Thursday Mar 5, 2026, 9:00 AM → 11:30 AM Europe/Berlin

Arithmeum, Lennéstr., 2 - Seminarraum (Arithmeum / Research Institute for Discrete Mathematics)

09:00 - 09:30      Coffee and Tea (2^nd floor, Lounge)

09:30 – 10:15    Antonia Ellerbrock: An Efficient Algorithm for Minimizing Ordered Norms in Fractional Load Balancing

10:15 – 10:45    Coffee break (2^nd floor, Lounge)
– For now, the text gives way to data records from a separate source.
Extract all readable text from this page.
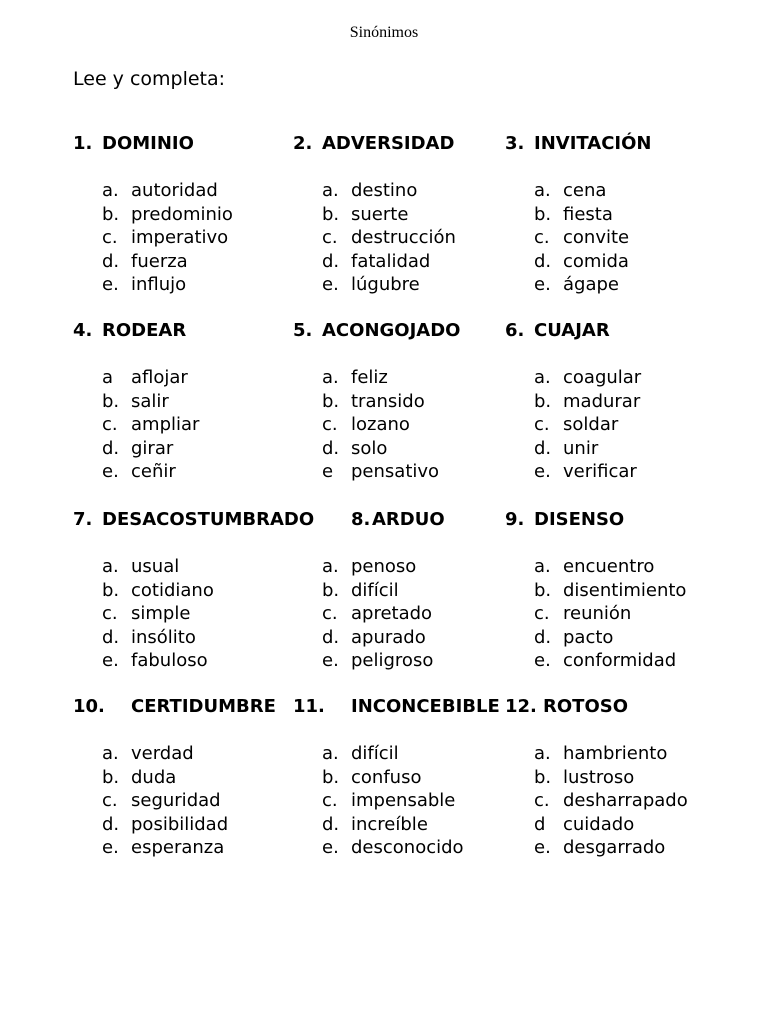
Sinónimos
Lee y completa:
1. DOMINIO
a. autoridad
b. predominio
c. imperativo
d. fuerza
e. influjo
2. ADVERSIDAD
a. destino
b. suerte
c. destrucción
d. fatalidad
e. lúgubre
3. INVITACIÓN
a. cena
b. fiesta
c. convite
d. comida
e. ágape
4. RODEAR
a aflojar
b. salir
c. ampliar
d. girar
e. ceñir
5. ACONGOJADO
a. feliz
b. transido
c. lozano
d. solo
e pensativo
6. CUAJAR
a. coagular
b. madurar
c. soldar
d. unir
e. verificar
7. DESACOSTUMBRADO
a. usual
b. cotidiano
c. simple
d. insólito
e. fabuloso
8. ARDUO
a. penoso
b. difícil
c. apretado
d. apurado
e. peligroso
9. DISENSO
a. encuentro
b. disentimiento
c. reunión
d. pacto
e. conformidad
10. CERTIDUMBRE
a. verdad
b. duda
c. seguridad
d. posibilidad
e. esperanza
11. INCONCEBIBLE
a. difícil
b. confuso
c. impensable
d. increíble
e. desconocido
12. ROTOSO
a. hambriento
b. lustroso
c. desharrapado
d cuidado
e. desgarrado
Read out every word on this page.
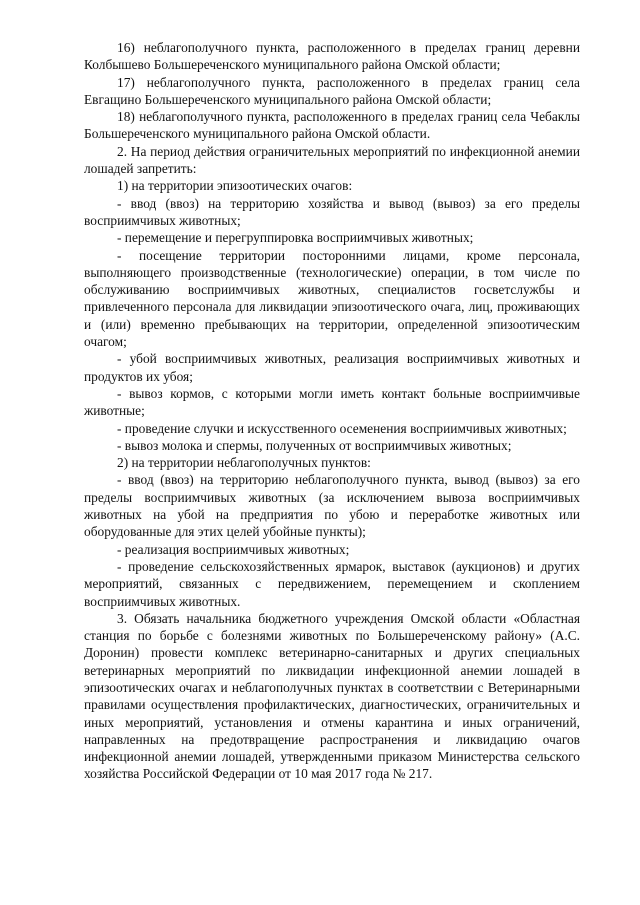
16) неблагополучного пункта, расположенного в пределах границ деревни Колбышево Большереченского муниципального района Омской области;

17) неблагополучного пункта, расположенного в пределах границ села Евгащино Большереченского муниципального района Омской области;

18) неблагополучного пункта, расположенного в пределах границ села Чебаклы Большереченского муниципального района Омской области.

2. На период действия ограничительных мероприятий по инфекционной анемии лошадей запретить:

1) на территории эпизоотических очагов:

- ввод (ввоз) на территорию хозяйства и вывод (вывоз) за его пределы восприимчивых животных;

- перемещение и перегруппировка восприимчивых животных;

- посещение территории посторонними лицами, кроме персонала, выполняющего производственные (технологические) операции, в том числе по обслуживанию восприимчивых животных, специалистов госветслужбы и привлеченного персонала для ликвидации эпизоотического очага, лиц, проживающих и (или) временно пребывающих на территории, определенной эпизоотическим очагом;

- убой восприимчивых животных, реализация восприимчивых животных и продуктов их убоя;

- вывоз кормов, с которыми могли иметь контакт больные восприимчивые животные;

- проведение случки и искусственного осеменения восприимчивых животных;

- вывоз молока и спермы, полученных от восприимчивых животных;

2) на территории неблагополучных пунктов:

- ввод (ввоз) на территорию неблагополучного пункта, вывод (вывоз) за его пределы восприимчивых животных (за исключением вывоза восприимчивых животных на убой на предприятия по убою и переработке животных или оборудованные для этих целей убойные пункты);

- реализация восприимчивых животных;

- проведение сельскохозяйственных ярмарок, выставок (аукционов) и других мероприятий, связанных с передвижением, перемещением и скоплением восприимчивых животных.

3. Обязать начальника бюджетного учреждения Омской области «Областная станция по борьбе с болезнями животных по Большереченскому району» (А.С. Доронин) провести комплекс ветеринарно-санитарных и других специальных ветеринарных мероприятий по ликвидации инфекционной анемии лошадей в эпизоотических очагах и неблагополучных пунктах в соответствии с Ветеринарными правилами осуществления профилактических, диагностических, ограничительных и иных мероприятий, установления и отмены карантина и иных ограничений, направленных на предотвращение распространения и ликвидацию очагов инфекционной анемии лошадей, утвержденными приказом Министерства сельского хозяйства Российской Федерации от 10 мая 2017 года № 217.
10:45 – 11:30    André Nusser: Lower bounds in computational geometry

 

Antonia Ellerbrock: An Efficient Algorithm for Minimizing Ordered Norms in Fractional Load Balancing

We study the problem of minimizing an ordered norm of a load vector over d resources, where n customers contribute to the load of each resource with a solution from a customer-specific convex set. We devise an efficient randomized (1+ε)-approximate algorithm. With high probability, it calls given oracles that minimize linear functions (with non-negative coefficients) over the customer sets only linearly often (in n and d; up to log-factors). In the worst case, we are slower by a factor of n.

While this result has been known for the maximum norm via the Multiplicative Weight Update method, existing proof techniques do not extend to arbitrary ordered norms. To close this gap, we need new techniques such as dynamic cost budgets per customer, which evolve throughout the algorithm and determine the allowed step sizes towards the final solution. The order in which we call our single-customer oracles to find the next partial solution is determined by non-uniform sampling. We can guarantee sufficient expected progress and bound the total number of oracle calls linearly (up to log-factors) with high probability.

Our algorithm uses a resource price mechanism motivated by the follow-the-regularized-leader paradigm, and expressed by smooth approximations of ordered norms. We need and show that these have non-trivial stability properties, which may be of independent interest.

This is joint work with Daniel Blankenburg, Thomas Kesselheim, and Jens Vygen.

 

André Nusser: Lower bounds in computational geometry

In this talk we consider a diverse set of lower bounds for problems in computational geometry. To that end, we briefly review some core conjectures in fine-grained complexity theory and then show elegant reductions to fundamental problems in computational geometry, explaining their intricacy. We then turn to an unconditional lower bound for the union volume estimation problem, proving tightness of a classical sampling algorithm by Karp, Luby, and Madras for this problem.